第22章 吾妻悠生
満面の笑みを浮かべるカノトに胸がドキッとし、マイキーは頬を微かに紅く染める。
「だから女らしさ出してんじゃねー…」
「え?」
「今スグどこかの部屋に連れ込んでベッドに押し倒してちゅーしたくなんじゃん…」
「なッ!?駄目に決まってるでしょう!?」
「こんなに近くにいるのに手も繋げねェとか拷問かよ。触りたい…ぎゅーってしたい」
「さっきしたじゃないですか」
「あれだけじゃ全然足りねーの!!」
マイキーは不服そうに怒る。
「一回だけの約束だったでしょう」
「…一個我儘聞いて」
「ちゅーはもうしませんよ」
「まだ何も言ってねーじゃん!」
「マイキーくんの考えてる事なんて分かります。こんな人が多いところでキスしたら確実に変な目で見られるじゃないですか」
「カノはオレとちゅーしたくないんだ」
不貞腐れたようにマイキーはふいっと顔を横に背ける。面倒くさい拗ね方に短い溜息を吐き、手首の袖を軽く引っ張った。

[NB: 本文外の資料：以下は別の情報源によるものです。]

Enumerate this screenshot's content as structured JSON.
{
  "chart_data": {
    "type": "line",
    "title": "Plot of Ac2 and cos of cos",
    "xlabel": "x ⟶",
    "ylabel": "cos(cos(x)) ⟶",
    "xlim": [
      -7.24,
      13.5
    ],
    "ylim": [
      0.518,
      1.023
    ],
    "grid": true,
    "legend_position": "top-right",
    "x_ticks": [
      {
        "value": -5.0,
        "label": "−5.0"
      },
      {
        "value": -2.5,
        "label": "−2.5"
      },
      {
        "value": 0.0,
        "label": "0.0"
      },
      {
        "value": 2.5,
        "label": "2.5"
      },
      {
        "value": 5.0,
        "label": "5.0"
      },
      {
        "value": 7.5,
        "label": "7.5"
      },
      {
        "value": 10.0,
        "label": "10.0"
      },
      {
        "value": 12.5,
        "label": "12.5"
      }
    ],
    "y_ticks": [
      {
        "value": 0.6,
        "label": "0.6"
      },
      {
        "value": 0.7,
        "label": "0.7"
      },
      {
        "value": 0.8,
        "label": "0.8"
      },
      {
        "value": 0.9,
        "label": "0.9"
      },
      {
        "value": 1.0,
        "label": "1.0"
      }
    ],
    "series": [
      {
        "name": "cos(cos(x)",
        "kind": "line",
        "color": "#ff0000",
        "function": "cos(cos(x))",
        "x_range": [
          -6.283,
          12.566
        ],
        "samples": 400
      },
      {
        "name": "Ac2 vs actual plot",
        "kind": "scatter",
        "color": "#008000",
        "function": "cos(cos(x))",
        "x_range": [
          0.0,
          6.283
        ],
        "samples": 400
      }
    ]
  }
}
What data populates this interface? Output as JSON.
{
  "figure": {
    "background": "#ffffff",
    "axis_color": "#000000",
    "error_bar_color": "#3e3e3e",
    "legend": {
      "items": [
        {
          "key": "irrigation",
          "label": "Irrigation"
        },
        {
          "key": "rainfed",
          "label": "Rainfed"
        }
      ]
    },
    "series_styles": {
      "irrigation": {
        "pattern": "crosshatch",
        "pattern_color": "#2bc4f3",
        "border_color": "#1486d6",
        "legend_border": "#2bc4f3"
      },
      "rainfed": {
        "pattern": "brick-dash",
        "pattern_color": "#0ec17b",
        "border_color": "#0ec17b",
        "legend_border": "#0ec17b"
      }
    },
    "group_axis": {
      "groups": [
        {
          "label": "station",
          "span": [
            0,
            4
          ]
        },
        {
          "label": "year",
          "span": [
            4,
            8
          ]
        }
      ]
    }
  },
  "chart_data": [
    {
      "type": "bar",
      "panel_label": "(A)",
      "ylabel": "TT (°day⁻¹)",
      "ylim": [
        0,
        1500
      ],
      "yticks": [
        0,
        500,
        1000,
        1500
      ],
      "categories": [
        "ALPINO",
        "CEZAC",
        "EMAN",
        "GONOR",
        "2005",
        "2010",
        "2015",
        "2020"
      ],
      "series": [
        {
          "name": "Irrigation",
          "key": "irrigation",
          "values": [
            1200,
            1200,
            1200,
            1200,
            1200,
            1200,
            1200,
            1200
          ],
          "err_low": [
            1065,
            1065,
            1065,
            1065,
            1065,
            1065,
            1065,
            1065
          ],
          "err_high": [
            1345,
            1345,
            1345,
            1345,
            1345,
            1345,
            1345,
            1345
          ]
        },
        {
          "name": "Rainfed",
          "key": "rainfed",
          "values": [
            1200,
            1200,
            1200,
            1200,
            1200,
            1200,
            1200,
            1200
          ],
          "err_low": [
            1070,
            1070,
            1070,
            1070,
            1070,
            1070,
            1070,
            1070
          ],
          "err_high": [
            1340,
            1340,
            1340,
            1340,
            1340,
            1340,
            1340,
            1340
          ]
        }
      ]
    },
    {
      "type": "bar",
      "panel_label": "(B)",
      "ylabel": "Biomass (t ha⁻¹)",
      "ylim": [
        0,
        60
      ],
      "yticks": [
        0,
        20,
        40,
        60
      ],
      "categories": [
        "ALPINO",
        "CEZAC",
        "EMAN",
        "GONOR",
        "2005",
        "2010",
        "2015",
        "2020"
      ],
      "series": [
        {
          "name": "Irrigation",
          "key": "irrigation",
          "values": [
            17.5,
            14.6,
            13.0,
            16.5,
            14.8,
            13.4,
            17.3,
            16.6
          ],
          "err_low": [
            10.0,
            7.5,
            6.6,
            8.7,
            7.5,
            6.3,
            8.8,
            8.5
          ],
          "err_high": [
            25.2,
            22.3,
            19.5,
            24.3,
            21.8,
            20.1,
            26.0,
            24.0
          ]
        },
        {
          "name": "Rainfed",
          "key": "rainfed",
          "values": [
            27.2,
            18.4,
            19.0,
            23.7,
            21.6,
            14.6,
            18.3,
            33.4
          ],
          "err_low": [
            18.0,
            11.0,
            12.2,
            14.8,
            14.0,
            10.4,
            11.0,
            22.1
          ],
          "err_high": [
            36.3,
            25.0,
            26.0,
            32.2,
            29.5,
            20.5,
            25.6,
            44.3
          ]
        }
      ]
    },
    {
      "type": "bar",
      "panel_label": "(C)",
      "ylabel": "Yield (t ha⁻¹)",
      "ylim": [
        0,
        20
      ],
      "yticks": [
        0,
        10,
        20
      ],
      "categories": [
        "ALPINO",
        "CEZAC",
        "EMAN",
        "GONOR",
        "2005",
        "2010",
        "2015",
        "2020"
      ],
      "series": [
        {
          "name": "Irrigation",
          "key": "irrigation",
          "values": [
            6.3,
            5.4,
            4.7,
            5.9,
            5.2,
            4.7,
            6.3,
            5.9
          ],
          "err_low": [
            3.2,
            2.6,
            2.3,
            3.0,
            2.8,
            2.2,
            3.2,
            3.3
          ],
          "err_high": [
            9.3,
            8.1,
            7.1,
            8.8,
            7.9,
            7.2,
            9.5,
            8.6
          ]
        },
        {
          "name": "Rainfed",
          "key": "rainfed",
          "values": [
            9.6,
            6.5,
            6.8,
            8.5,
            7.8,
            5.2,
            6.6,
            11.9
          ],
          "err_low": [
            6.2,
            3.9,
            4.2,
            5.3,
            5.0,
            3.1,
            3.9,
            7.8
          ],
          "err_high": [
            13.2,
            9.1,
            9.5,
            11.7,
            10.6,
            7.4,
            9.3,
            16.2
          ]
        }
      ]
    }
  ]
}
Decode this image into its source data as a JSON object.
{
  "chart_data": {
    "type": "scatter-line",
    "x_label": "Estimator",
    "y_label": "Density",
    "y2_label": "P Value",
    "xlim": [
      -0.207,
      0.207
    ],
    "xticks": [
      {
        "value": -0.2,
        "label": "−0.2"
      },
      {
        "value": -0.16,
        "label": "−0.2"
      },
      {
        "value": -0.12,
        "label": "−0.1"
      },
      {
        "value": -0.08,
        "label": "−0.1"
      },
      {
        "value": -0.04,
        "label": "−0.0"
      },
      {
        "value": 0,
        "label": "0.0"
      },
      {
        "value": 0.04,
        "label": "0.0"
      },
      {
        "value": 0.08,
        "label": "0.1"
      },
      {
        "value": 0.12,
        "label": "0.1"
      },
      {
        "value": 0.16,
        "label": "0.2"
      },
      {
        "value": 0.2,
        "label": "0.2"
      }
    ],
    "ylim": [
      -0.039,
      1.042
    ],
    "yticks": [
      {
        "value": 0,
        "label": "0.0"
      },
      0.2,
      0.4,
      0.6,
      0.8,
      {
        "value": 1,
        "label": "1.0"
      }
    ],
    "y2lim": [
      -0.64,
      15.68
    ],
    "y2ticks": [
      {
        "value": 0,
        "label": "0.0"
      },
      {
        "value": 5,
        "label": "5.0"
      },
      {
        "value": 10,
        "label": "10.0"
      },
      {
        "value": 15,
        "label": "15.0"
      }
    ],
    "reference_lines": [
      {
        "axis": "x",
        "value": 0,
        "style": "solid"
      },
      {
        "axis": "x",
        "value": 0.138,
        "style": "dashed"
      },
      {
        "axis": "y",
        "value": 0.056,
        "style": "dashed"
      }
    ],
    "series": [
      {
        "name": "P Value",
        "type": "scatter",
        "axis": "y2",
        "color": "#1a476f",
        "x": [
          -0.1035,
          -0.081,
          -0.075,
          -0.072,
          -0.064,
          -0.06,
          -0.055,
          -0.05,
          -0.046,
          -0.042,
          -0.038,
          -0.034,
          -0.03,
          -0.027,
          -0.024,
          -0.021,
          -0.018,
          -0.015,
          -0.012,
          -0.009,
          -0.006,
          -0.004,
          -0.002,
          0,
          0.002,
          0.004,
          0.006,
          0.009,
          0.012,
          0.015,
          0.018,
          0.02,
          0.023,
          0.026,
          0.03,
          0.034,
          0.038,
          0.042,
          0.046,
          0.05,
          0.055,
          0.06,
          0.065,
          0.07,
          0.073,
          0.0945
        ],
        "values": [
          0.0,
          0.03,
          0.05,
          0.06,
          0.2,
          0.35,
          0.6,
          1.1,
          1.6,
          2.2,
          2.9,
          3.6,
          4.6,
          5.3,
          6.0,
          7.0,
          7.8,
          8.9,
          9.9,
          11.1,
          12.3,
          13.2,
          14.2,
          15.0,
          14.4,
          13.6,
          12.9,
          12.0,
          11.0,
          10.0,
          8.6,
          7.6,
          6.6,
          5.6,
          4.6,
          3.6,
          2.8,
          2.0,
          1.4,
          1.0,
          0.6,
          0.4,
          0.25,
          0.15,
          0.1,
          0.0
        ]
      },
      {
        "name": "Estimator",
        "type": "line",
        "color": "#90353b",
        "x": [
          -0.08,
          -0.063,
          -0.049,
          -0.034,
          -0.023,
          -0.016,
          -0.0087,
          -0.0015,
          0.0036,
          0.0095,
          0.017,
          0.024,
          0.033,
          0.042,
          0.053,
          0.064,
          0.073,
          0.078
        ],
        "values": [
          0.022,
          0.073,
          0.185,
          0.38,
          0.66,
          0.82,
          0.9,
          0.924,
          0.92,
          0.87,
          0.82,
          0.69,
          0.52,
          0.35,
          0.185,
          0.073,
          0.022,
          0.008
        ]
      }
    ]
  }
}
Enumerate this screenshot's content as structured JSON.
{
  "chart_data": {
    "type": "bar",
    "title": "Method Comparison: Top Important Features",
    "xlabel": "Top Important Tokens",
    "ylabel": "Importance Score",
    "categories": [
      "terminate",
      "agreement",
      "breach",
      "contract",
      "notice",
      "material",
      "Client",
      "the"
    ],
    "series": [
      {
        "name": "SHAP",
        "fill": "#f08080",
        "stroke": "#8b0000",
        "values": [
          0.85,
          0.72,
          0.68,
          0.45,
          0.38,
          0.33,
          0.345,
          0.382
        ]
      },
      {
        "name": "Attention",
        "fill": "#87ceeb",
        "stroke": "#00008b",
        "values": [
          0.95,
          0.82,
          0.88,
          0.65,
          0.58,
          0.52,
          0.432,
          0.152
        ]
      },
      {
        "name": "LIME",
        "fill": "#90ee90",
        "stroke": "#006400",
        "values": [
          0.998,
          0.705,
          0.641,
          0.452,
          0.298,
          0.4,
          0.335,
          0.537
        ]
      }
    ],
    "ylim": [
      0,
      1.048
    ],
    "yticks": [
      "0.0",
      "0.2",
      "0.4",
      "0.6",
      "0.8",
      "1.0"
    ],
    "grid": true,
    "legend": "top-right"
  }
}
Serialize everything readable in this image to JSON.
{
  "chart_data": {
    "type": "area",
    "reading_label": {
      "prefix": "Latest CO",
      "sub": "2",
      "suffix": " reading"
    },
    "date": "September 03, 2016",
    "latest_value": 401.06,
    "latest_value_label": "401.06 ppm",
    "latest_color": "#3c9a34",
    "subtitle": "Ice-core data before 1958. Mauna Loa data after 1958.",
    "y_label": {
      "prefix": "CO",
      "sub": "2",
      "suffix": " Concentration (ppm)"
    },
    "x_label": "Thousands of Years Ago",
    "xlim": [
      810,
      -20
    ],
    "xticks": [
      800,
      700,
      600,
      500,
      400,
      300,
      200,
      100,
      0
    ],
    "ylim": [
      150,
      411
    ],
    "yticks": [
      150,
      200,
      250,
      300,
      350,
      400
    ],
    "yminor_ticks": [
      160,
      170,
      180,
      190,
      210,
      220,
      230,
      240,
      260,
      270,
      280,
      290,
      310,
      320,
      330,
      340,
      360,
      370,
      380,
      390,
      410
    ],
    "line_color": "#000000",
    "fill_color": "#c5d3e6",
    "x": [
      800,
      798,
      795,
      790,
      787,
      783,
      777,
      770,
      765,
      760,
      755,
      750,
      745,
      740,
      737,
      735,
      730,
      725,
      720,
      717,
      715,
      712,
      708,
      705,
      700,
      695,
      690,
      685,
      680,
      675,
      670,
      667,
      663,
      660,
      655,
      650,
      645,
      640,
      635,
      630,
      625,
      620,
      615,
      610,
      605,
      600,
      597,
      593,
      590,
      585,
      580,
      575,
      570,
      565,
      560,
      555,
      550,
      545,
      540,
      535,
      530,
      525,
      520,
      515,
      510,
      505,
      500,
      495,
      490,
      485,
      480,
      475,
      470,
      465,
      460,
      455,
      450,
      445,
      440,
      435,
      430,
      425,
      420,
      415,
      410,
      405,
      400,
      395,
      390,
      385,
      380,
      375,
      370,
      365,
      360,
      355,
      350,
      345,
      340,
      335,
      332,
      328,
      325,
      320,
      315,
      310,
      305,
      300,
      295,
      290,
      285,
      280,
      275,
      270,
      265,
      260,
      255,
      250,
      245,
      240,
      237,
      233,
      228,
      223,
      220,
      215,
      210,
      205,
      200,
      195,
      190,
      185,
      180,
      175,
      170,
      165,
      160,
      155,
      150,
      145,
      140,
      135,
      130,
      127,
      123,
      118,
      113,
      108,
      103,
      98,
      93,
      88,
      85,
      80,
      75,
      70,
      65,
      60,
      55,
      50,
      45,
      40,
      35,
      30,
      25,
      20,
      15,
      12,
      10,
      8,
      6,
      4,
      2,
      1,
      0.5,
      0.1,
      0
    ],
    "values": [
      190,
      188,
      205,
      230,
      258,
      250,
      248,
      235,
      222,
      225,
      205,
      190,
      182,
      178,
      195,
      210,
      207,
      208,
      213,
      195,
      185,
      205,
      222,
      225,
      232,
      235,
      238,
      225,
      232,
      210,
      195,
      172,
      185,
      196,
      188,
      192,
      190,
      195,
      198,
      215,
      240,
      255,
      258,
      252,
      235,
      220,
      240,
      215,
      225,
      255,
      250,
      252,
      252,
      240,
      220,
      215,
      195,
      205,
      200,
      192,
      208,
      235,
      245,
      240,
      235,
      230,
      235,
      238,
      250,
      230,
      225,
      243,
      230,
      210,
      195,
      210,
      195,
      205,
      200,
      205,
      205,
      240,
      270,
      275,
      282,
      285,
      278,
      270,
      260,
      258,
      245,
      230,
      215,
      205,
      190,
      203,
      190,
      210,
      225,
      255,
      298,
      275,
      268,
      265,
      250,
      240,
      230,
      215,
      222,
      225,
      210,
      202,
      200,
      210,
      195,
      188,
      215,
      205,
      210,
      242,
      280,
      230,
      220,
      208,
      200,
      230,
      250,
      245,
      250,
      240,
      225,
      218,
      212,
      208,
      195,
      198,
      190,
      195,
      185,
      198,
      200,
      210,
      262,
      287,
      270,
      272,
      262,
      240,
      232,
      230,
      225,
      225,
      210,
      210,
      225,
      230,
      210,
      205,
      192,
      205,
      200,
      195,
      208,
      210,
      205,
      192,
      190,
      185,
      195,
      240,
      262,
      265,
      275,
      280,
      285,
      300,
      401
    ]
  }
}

「別にしたくない訳じゃないです…。でもこんな人の多い場所では…その…恥ずかしいというか…」
「じゃあ二人きりならちゅーしていい?」
「!………はい。」
真っ赤な顔で照れるように頷く。その返事に機嫌が直ったマイキーはニコニコと嬉しそうに笑う。
「ぎゅーもしていい?」
「…我儘が一個増えてますけど。」
「ちゅーとぎゅーのセットで我儘一個!」
「ズルくないですか?」
「でもカノなら叶えてくれんじゃん♪最初は渋々って感じだけど、最後はいつもオレの我儘全部聞いてくれる」
「……………」
「だから今回の我儘も聞いてくれるだろ?カノも嫌いじゃないもんな♪オレとそういう事すんの♥」
「仕方ないですから聞きますよ。拒否るとマイキーくん駄々捏ねるじゃないですか」
「カノに拒否られんのキライ♪」
「…本当に二人の時だけですよ?」
「分かってるって!」
「(本当に分かってるんだろうか…)」
Piii…
「!電話…?」
携帯を取り出し、相手を確認する。